[jcifs] OutOfMemoryError unable to create new native thread

Mon Mar 8 12:32:15 MST 2010

On Mon, Mar 8, 2010 at 1:59 PM, Peter <peter_zavadsky at symantec.com> wrote:
> Michael B Allen <ioplex <at> gmail.com> writes:
>>
>> Hi Peter,
>>
>> I understood what you said. My point was simply that to trigger Jespa
>> to create 1900 QueryThreads it would require multiple threads of your
>> own.
>>
>> Just try what I recommended and see how far you get with that.
>> Unfortunately I just don't have time to try your example (or even
>> really read your message completely). If you find something clearly
>> wrong with JCIFS then I am interested in at least diagnosing the issue
>> but right now I just don't see any obvious evidence of a problem.
>>
>> Mike
>
> Mike,
>
> I tried your suggestion, unfortunately it doesn't work for us, because
> lot of customers use non fully qualified DFS names.

You mean DNS not DFS.

> Sorry, I’ll try to be more brief.
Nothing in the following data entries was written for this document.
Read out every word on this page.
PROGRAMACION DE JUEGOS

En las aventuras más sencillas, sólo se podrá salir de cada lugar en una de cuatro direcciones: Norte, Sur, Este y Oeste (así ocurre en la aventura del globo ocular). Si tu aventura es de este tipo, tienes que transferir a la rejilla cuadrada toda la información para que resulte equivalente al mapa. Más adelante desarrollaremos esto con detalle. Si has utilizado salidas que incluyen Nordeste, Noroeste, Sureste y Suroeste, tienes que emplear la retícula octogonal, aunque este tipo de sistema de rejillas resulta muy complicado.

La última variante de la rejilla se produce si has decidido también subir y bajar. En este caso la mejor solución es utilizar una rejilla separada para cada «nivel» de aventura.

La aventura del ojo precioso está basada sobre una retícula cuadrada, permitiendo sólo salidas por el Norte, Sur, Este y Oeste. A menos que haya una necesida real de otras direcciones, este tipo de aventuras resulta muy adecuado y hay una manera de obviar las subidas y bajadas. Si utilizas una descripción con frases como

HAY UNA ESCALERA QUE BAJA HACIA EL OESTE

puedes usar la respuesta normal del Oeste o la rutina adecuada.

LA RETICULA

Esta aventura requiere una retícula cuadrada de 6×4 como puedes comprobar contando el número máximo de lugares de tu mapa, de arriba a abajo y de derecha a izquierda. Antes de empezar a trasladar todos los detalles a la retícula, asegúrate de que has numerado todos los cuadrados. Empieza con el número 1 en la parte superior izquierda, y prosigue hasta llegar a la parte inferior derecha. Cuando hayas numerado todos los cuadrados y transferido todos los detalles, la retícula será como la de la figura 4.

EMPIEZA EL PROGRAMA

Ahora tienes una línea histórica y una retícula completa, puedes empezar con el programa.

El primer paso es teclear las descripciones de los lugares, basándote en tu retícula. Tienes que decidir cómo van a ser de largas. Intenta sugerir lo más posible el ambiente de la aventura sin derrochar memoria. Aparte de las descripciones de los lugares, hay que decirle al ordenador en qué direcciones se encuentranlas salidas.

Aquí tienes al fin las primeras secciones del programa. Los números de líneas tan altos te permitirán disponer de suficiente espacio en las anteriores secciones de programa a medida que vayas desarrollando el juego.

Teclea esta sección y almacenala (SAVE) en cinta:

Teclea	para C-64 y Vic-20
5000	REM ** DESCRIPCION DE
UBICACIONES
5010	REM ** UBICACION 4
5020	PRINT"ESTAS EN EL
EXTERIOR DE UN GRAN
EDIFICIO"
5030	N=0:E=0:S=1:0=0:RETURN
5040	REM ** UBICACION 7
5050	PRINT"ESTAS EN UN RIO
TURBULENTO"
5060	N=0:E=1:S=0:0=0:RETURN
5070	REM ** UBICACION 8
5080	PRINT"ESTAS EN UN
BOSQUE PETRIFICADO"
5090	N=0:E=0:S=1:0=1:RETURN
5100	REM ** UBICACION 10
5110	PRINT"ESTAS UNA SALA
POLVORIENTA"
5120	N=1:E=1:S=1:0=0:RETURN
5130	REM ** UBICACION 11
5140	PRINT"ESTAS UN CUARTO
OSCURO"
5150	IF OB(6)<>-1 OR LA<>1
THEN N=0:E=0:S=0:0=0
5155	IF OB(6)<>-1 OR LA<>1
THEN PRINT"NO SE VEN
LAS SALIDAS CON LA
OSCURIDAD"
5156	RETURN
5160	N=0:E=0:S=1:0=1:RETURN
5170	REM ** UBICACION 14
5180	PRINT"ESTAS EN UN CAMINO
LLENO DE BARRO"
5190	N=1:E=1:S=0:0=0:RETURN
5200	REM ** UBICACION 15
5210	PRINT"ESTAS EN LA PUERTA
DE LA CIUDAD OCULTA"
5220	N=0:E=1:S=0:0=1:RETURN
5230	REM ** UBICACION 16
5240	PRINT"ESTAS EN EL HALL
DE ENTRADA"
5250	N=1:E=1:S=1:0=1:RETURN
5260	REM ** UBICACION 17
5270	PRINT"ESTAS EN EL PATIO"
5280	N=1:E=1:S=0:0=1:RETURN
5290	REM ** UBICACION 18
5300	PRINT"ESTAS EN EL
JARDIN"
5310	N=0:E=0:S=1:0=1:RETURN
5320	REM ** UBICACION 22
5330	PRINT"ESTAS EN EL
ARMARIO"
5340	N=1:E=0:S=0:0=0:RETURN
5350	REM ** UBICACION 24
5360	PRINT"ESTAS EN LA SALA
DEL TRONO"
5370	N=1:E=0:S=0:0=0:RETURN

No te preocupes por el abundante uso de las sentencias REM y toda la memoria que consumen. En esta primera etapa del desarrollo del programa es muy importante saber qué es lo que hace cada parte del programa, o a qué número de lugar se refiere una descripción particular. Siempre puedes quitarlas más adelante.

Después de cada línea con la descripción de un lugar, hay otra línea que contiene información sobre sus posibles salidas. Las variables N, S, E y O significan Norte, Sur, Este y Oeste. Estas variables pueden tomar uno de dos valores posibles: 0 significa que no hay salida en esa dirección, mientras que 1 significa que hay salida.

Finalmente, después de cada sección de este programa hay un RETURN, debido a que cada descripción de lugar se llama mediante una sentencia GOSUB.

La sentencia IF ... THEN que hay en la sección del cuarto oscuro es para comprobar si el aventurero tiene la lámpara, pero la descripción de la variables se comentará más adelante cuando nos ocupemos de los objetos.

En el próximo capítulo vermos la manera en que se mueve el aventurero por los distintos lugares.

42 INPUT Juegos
Thanks so much for your patience.
>
> I just have ONE SINGLE THREAD that is calling the JCIFS library at least 10,000
> times in a loop.
>
> The essence of the problem is that one of the two QueryThreads is returning
> with success very quickly, about 5 ms, but the other QueryThread is taking a
> very long time to complete, about 5 seconds.
>
> So, when I call the JCIFS library 10,000 times in less than 5 seconds, I end up
> with 10,000 threads that are all still waiting to complete.  Unfortunately, I
> only have enough memory for about 1,800 threads, so I run out of memory long
> before I get to 10,000 calls.
>
> I don’t know why sometimes the first QueryThread in a lookup takes 5 ms and the
> second QueryThread in a lookup takes 5 seconds, but this happens at some of our
> customer sites as well as on one of our test machines.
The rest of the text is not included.